Carretera Austral, Chile
Officially named Route 7, Chile’s Carretera Austral begins from an offshoot of the great Pan-American Highway. This stretch of road offers a nostalgic view over 745 miles of coastline from the country’s north to south; hugging the coastline in the green pocket that runs between the country’s two natural borders – the Andes mountain range and the Pacific Ocean. Snaking through far-flung southern villages once cut off from the rest of the country, the gravel road takes you from rainforests to glaciers, past volcanoes, fjords and rivers. When you’re passing through central Chile, make a detour for the sea-side village Zapallar and enjoy seafront restaurants, clear views of the Pacific and hiking in the rolling hillsides.
The longest road through the Amazonian region, the Trans-Amazonian Highway opened this area to the rest of Brazil. Although it follows the mighty river for some time, unfortunately, the road doesn’t pass any virgin rainforest anymore.
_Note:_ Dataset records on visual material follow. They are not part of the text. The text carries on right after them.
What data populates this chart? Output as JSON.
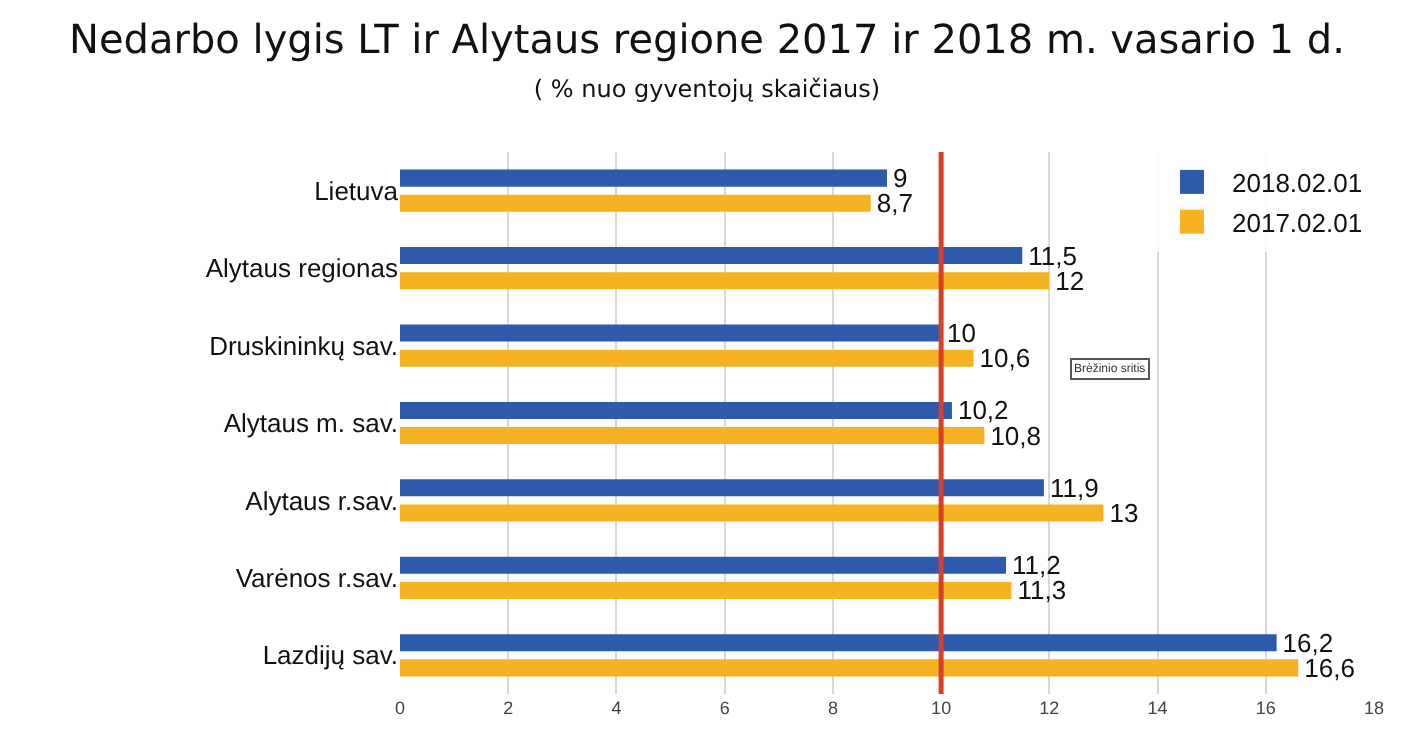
{
  "chart_data": {
    "type": "bar",
    "orientation": "horizontal",
    "title": "Nedarbo lygis LT ir Alytaus regione 2017 ir 2018 m. vasario 1 d.",
    "subtitle": "( % nuo gyventojų skaičiaus)",
    "categories": [
      "Lietuva",
      "Alytaus regionas",
      "Druskininkų sav.",
      "Alytaus m. sav.",
      "Alytaus r.sav.",
      "Varėnos r.sav.",
      "Lazdijų sav."
    ],
    "series": [
      {
        "name": "2018.02.01",
        "color": "#2e5aac",
        "values": [
          9,
          11.5,
          10,
          10.2,
          11.9,
          11.2,
          16.2
        ],
        "value_labels": [
          "9",
          "11,5",
          "10",
          "10,2",
          "11,9",
          "11,2",
          "16,2"
        ]
      },
      {
        "name": "2017.02.01",
        "color": "#f5b324",
        "values": [
          8.7,
          12,
          10.6,
          10.8,
          13,
          11.3,
          16.6
        ],
        "value_labels": [
          "8,7",
          "12",
          "10,6",
          "10,8",
          "13",
          "11,3",
          "16,6"
        ]
      }
    ],
    "xlim": [
      0,
      18
    ],
    "xticks": [
      0,
      2,
      4,
      6,
      8,
      10,
      12,
      14,
      16,
      18
    ],
    "grid": "x",
    "legend": "top right",
    "ref_lines": [
      {
        "axis": "x",
        "value": 10,
        "color": "#d9402b",
        "line_style": "solid"
      }
    ],
    "annotations": [
      "Brėžinio sritis"
    ]
  }
}
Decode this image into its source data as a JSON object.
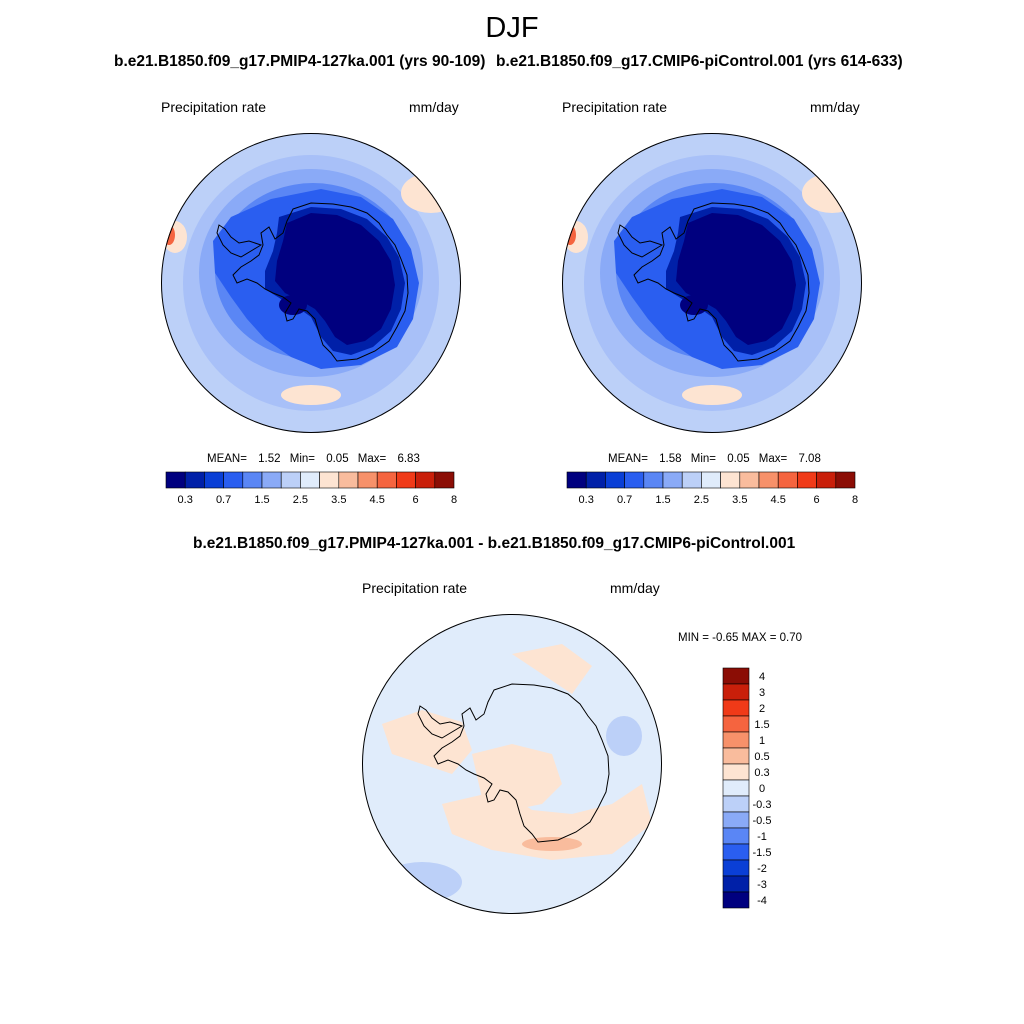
{
  "figure": {
    "season": "DJF"
  },
  "panels": [
    {
      "id": "pmip4",
      "title": "b.e21.B1850.f09_g17.PMIP4-127ka.001 (yrs 90-109)",
      "variable": "Precipitation rate",
      "units": "mm/day",
      "stats": {
        "mean_label": "MEAN=",
        "mean": "1.52",
        "min_label": "Min=",
        "min": "0.05",
        "max_label": "Max=",
        "max": "6.83"
      }
    },
    {
      "id": "picontrol",
      "title": "b.e21.B1850.f09_g17.CMIP6-piControl.001 (yrs 614-633)",
      "variable": "Precipitation rate",
      "units": "mm/day",
      "stats": {
        "mean_label": "MEAN=",
        "mean": "1.58",
        "min_label": "Min=",
        "min": "0.05",
        "max_label": "Max=",
        "max": "7.08"
      }
    }
  ],
  "diff_panel": {
    "title": "b.e21.B1850.f09_g17.PMIP4-127ka.001 - b.e21.B1850.f09_g17.CMIP6-piControl.001",
    "variable": "Precipitation rate",
    "units": "mm/day",
    "stats": "MIN =  -0.65 MAX =   0.70"
  },
  "colorbar_abs": {
    "colors": [
      "#00007f",
      "#0020a8",
      "#0a3fd6",
      "#2a5ef0",
      "#5a86f5",
      "#8aaaf7",
      "#bcd0f8",
      "#e0ecfb",
      "#fde4d2",
      "#f9bc9d",
      "#f7916a",
      "#f5643f",
      "#f03a18",
      "#c91f0a",
      "#8b0d05"
    ],
    "labels": [
      "0.3",
      "0.7",
      "1.5",
      "2.5",
      "3.5",
      "4.5",
      "6",
      "8"
    ]
  },
  "colorbar_diff": {
    "colors": [
      "#8b0d05",
      "#c91f0a",
      "#f03a18",
      "#f5643f",
      "#f7916a",
      "#f9bc9d",
      "#fde4d2",
      "#e0ecfb",
      "#bcd0f8",
      "#8aaaf7",
      "#5a86f5",
      "#2a5ef0",
      "#0a3fd6",
      "#0020a8",
      "#00007f"
    ],
    "labels": [
      "4",
      "3",
      "2",
      "1.5",
      "1",
      "0.5",
      "0.3",
      "0",
      "-0.3",
      "-0.5",
      "-1",
      "-1.5",
      "-2",
      "-3",
      "-4"
    ]
  },
  "map_colors": {
    "ocean_outer": "#bcd0f8",
    "ocean_mid": "#8aaaf7",
    "ocean_inner": "#5a86f5",
    "coast_band": "#2a5ef0",
    "interior": "#00007f",
    "interior_edge": "#0020a8",
    "warm_patch": "#fde4d2",
    "hot_spot": "#f5643f",
    "diff_neg": "#e0ecfb",
    "diff_neg2": "#bcd0f8",
    "diff_pos": "#fde4d2",
    "diff_pos2": "#f9bc9d",
    "coastline": "#000000"
  }
}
Rather it takes those who drive its over 2 400-mile length through rolling countryside, quaint colonial towns and past local vaqueiro as they drive their herds of cattle, some up to 1 000 heads strong, from different fazendas to the slaughterhouse. For a day spent in nature enjoying world-class art, visit billionaire Bernardo Paz’s Inhotim contemporary arts park; wander the expansive grounds and draw inspiration from the amazing creations homed here.